Sono rari i casi in cui la carenza di idee trova riscatto nel rifacimento di un'opera cinematografica e il film di Bret Ratner parte gia' in svantaggio, dovendo confrontarsi con il riuscito e disturbante "Manhunter - Frammenti di un omicidio" di Michael Mann. Ma "Red Dragon" sconta anche il paragone con i due illustri precedenti tratti dalla saga letteraria di Thomas Harris: il folgorante e morboso "Il silenzio degli innocenti" e il meno riuscito, ma comunque interessante, "Hannibal". L'idea di un prequel tirato a lucido con cast altisonante sembra quindi basata esclusivamente sul tentativo di battere cassa, contando sul fatto che il film di Mann lo hanno visto in pochi e che l'infido Hannibal Lecter, grazie al carisma di Anthony Hopkins, e' diventato un'icona di malvagita' in grado di attirare spettatori in ogni parte del mondo. Sta di fatto che "Red Dragon" delude le gia' poche aspettative. Funziona come intrattenimento (c'e' pur sempre un maniaco imprevedibile, un poliziotto sulle sue tracce, colpi di scena a ripetizione) ma non aggiunge nulla di sostanziale ai due precedenti (ma cronologicamente successivi) episodi. In particolare stona il taglio spettacolare con cui la maggior parte delle situazioni sono risolte: il maniaco non vive in una casa, ma in una mega-villa, la cella di Hannibal non e' in una normale prigione, ma sembra la stanza di un castello, i colloqui in carcere non avvengono in un ambiente qualsiasi, ma in una specie di enorme ring in cui Hannibal viene addirittura tenuto al guinzaglio. Piu' che in un carcere di massima sicurezza sembra di essere in un albergo a quattro stelle, tra l'altro poco sicuro considerando che e' possibile intrattenere pericolosa corrispondenza e pure gabbare tutti telefonando a chicchessia. Ma sono tante le scelte troppo facili con cui il film perde via via mordente, dalle solite intuizioni geniali con cui si arriva all'identificazione del maniaco, fino al maniaco stesso, un muscoloso e pure cazzuto Ralph Fiennes, tutto tatuaggi e lucidita' mentale.

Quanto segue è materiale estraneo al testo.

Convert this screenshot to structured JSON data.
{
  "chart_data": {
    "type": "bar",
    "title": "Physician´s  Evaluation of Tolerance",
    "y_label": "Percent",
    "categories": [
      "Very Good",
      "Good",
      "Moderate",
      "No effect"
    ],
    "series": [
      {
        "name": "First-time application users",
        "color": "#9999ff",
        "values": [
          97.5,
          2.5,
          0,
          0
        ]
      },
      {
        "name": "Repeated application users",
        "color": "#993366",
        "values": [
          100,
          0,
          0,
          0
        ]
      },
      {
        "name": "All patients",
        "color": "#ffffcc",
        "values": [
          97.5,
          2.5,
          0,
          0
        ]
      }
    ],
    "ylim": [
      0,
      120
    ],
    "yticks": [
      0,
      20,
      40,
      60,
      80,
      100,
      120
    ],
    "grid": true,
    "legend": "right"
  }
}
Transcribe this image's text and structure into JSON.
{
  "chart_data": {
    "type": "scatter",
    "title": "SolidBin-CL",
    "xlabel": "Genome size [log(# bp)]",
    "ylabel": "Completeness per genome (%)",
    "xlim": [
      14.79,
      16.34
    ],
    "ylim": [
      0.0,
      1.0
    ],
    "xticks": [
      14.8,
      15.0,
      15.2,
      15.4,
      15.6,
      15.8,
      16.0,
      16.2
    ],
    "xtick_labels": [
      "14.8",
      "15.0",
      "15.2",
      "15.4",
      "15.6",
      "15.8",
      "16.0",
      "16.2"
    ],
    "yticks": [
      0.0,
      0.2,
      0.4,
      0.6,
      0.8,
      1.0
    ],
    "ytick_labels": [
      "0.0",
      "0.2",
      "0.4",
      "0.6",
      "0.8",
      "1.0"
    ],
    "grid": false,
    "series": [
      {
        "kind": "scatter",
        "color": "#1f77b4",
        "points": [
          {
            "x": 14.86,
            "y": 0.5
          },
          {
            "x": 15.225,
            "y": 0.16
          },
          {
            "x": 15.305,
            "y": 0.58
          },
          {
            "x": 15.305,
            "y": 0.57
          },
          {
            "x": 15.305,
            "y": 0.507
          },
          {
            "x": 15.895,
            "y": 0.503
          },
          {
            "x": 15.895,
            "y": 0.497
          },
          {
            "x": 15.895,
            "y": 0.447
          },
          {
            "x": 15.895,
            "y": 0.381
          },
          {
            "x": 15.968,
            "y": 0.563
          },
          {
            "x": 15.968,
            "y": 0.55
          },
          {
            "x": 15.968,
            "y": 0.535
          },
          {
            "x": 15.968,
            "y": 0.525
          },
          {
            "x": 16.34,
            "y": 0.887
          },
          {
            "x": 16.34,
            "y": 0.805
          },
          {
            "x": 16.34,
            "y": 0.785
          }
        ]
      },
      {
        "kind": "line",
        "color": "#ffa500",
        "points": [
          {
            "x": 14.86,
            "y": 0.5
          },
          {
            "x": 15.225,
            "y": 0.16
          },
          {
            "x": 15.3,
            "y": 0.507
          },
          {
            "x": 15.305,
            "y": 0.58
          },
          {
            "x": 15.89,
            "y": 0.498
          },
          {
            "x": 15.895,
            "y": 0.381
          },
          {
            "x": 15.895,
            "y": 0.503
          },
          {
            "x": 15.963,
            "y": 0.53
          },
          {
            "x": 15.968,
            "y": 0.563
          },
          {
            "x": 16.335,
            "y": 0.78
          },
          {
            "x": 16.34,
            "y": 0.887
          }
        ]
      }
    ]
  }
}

Gli interpreti sono convincenti, da Emily Watson perfetta come cieca ignara del pericolo, a Philip Seymour Hoffman, ormai abbonato ai ruoli sgradevoli. Edward Norton si conferma attore versatile, ma e' il suo personaggio, ridotto a supereroe solo acciaccato e mai davvero vulnerabile, ad essere troppo semplificato. In "Manhunter" mettersi nella testa dell'assassino porta il protagonista, e lo spettatore, a varcare il confine molto labile dei limiti delle pulsioni umane, mentre in "Red Dragon" il grigiore di Edward Norton e il suo ritiro nel mare della Florida, sembrano piu' che altro un riposo del guerriero in attesa di riscatto. Quanto a Anthony Hopkins, il suo terzo Hannibal conserva garbo e crudelta', ma perde un po' in fascino, soprattutto per il ripetersi di un cliche' e per oggettivi limiti anagrafici. In generale si puo' riscontrare che tutti i personaggi sono avvolti nello stereotipo, tutte le location sono suggestive, tutte le frasi sono ad effetto. L'anima del film sembra racchiusa nella domanda "Cosa puo' piacere al pubblico?" non considerando che la curiosita' nello spettatore nasce soprattutto dall'immedesimazione e non solo dall'ammirazione di un mondo esclusivamente cinematografico. Di conseguenza, nonostante il film si segua volentieri, manca una tensione capace di incollare allo schermo e, soprattutto, un punto di vista personale in grado di distinguere il film dai tanti thriller che circolano al cinema.